Islamabad: Pakistan on Thursday said it has decided to call back its High Commissioner in India Sohail Mahmood for consultations after repeated incidents of "harassment" of its diplomatic staff in New Delhi.
Foreign Office spokesman Muhammad Faisal said that the Indian government failed to take notice of the increasing incidents of intimidation of Pakistani diplomats, their families and staffers by its intelligence agencies.

File image of Pakistan envoy to India Sohail Mahmood. YouTube screengrab
"Our High Commissioner in New Delhi has been asked to come to Islamabad for consultations," he said.

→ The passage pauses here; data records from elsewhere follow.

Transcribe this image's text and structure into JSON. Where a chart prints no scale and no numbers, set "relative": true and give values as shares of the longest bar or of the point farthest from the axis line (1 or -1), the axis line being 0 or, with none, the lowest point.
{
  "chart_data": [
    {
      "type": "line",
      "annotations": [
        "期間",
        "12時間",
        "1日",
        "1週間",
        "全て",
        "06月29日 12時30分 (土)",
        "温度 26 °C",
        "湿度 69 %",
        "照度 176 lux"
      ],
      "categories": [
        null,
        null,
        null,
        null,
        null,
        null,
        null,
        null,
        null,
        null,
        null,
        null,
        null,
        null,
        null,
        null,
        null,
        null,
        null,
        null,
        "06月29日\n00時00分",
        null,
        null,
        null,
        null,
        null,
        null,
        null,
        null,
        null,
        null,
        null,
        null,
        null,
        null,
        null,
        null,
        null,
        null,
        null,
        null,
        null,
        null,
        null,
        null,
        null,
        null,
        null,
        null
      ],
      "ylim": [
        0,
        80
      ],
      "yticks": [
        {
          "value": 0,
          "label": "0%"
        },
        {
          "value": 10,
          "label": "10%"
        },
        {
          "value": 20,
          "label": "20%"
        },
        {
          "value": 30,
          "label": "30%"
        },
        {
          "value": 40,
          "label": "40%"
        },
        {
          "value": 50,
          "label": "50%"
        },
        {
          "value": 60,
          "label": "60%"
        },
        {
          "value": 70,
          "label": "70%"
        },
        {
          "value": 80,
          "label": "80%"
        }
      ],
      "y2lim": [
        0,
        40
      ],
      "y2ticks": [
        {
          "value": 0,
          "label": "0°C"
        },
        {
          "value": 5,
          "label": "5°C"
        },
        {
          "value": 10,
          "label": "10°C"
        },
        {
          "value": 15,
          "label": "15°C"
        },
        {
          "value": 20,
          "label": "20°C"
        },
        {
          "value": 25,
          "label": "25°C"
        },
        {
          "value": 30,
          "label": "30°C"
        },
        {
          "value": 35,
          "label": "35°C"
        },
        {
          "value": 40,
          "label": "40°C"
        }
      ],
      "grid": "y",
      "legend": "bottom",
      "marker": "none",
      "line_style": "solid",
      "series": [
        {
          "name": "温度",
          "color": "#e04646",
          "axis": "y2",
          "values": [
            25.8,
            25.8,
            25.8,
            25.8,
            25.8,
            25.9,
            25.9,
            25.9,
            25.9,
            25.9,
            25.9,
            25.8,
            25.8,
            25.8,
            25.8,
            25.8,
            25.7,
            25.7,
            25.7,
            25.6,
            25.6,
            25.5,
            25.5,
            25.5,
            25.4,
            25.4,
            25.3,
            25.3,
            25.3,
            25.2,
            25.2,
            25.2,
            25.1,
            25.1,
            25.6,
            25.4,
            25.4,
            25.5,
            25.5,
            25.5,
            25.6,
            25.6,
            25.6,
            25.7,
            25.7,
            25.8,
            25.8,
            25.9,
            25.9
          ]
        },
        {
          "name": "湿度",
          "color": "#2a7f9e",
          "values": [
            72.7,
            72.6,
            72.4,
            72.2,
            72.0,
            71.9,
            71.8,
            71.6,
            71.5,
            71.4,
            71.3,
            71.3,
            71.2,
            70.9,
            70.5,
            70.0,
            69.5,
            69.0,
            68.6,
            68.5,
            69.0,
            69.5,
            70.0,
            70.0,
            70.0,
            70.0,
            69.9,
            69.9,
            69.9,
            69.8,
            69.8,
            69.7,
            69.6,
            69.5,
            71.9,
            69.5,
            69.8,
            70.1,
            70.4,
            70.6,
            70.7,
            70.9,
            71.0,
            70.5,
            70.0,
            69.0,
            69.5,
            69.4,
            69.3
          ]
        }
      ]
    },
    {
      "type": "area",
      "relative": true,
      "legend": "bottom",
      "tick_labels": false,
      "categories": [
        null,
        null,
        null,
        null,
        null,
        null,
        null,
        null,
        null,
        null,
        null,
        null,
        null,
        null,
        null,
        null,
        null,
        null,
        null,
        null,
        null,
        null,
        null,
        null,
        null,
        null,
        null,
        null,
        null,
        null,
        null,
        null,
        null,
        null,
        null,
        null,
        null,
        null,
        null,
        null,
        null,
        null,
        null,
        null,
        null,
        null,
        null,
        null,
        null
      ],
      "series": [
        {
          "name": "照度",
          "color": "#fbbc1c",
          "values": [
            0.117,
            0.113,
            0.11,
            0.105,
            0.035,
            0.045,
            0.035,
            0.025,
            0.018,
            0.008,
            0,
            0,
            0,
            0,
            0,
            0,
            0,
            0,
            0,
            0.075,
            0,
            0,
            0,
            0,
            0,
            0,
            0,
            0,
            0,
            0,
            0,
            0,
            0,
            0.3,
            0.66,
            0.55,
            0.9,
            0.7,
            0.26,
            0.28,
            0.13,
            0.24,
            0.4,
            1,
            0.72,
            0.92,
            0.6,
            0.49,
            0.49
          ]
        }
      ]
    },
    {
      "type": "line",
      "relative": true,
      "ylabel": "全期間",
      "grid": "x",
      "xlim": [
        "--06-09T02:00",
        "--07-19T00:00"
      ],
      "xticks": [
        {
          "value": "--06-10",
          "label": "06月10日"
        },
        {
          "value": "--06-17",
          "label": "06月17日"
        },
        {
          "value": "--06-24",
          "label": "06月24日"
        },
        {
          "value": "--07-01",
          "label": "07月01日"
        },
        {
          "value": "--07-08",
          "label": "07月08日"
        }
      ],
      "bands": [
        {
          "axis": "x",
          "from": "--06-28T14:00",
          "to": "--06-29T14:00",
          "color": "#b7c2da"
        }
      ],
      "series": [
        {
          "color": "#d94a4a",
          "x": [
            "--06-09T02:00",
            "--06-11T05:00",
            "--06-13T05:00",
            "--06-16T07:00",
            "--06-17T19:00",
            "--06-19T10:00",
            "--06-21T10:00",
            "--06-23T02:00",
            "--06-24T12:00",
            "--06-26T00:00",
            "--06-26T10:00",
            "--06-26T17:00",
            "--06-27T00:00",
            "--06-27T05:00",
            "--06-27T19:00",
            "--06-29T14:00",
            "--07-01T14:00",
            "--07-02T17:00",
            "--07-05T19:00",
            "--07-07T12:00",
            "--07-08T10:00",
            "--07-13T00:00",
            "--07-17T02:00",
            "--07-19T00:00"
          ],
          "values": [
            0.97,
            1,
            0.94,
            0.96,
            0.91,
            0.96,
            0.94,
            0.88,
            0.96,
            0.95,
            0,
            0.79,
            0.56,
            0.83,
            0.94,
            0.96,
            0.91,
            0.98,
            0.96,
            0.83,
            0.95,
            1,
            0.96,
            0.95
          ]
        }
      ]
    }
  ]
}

On Tuesday, the Foreign Office had summoned India's Deputy High Commissioner JP Singh over the alleged harassment of its officials and their families in New Delhi.
The Pakistan Foreign Ministry claimed that the staff and their families have been facing "harassment, intimidation and outright violence" from Indian state agencies in recent weeks. Faisal on Thursday alleged that this deliberate continuing bullying was not confined to a single isolated event and "continues unabated despite repeated official protests lodged with the Indian High Commission here, and also with the Indian Ministry of External Affairs at the highest (level)."
He said the Pakistan High Commission shared with the External Affairs Ministry photographs identifying the individuals, who forcibly halted and took pictures of the officers but regrettably no positive action was taken by the Indian side so far.
"The total apathy and failure of the Indian government to put a halt to these despicable incidents, sparing not even young children, indicates both a lack of capacity to protect foreign diplomats posted in India or a more reprehensible, complicit unwillingness to do so," he said.
He said that under the Vienna Convention, the safety and the security of Pakistani diplomats and their families is the responsibility of the Indian government.
He claimed that in the latest incident, Indian officials stopped the car of the deputy high commissioner for 40 minutes and harassed the occupants of the vehicle.
"Pakistan will go to any limit to ensure the safety of the staff of (its) high commission in India," he said.
He said India should not drag Pakistan in its electoral politics. Faisal said that Pakistan wants peace in the region and was against an arms race.